Nah bollocks sorry - the screen type on the dash or in the dash are total poo. Reason is the screens are not the 'daylight viewable' type so in strong sunlight you can't see them! In a word they suck.
I much prefer the ones in the rear view mirror for a few reasons, one that is your natural place to look when backing as stupid as it sounds, another being that sunlight can't hit the rear view mirror like it can with the dash mounted jobs. Also, the smaller screens in a typical rearview mirror mounted one are of the daylight viewable type and are way easier to see. All of the modern factory-fitted types run off the entertainment/in cab multifunction display and these displays are all relatively cheap low-resolution and not high-definition daylight viewable. The two Mitsi cars I drive are of this type, regularly struggle to see the display if facing away or quartering away from the sun (coming in the side windows). I have driven a lot of work vehicles and utes all using the in dash displays, same problem. My Ranger was one of the last model XLT's before the Wildtrack inbadge camera got fitted to the XLT, so I had Ford fit a factory option camera and replacement rear view mirror with display in it. In comparison, it is bloody brilliant to use I completely prefer it to the (probably much more expensive but way less useful) in dash screens.

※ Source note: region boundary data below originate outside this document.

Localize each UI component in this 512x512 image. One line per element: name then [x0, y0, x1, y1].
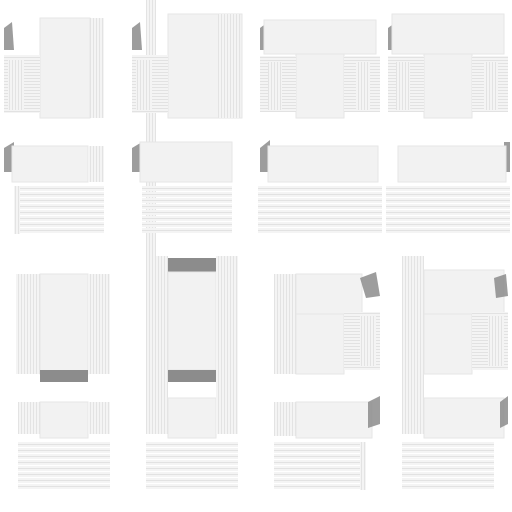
tile-stair-wide-right	[386, 142, 510, 233]
tileset-sheet	[0, 0, 512, 512]
tile-stair-left	[4, 142, 104, 234]
tile-t-junction-top-wide	[388, 13, 508, 119]
tile-corner-top-right-wide	[402, 256, 508, 384]
tile-corner-top-right	[274, 272, 380, 375]
tile-column-shadowed	[146, 256, 238, 384]
tile-stair-wide	[258, 140, 382, 233]
tile-stair-right	[274, 396, 380, 490]
tile-stair-center	[18, 401, 110, 489]
tile-column-bottom-shadow	[16, 273, 110, 382]
tile-corner-top-left-pillar	[132, 0, 243, 128]
tile-t-junction-top	[260, 19, 380, 119]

Also, my vote is the wired type. They are much much more reliable and yes about an hour of fluffing about to install but they don't die and don't have batteries or any bullshit in them to go wrong or interfere with anything else wireless in the car. It's a camera cable down to the rear, tap into the reverse lights to switch the reverse camera mode on and then run that cable up into the roof lining and forwards and with the screen that clips over the mirror in the front tap a power feed off the interior lights in that area which are usually permanently powered to the switches as a courtesy feature. Yes, I am fairly sure you can get forward-looking camera versions with GPS and handsfree bluetooth in them too. If it has a crash cam feature, that might mean you have to run the power cable to an ignition-on circuit rather than something that's powered as a courtesy feature as that might mean your crash cam runs while parked and could drain the start battery.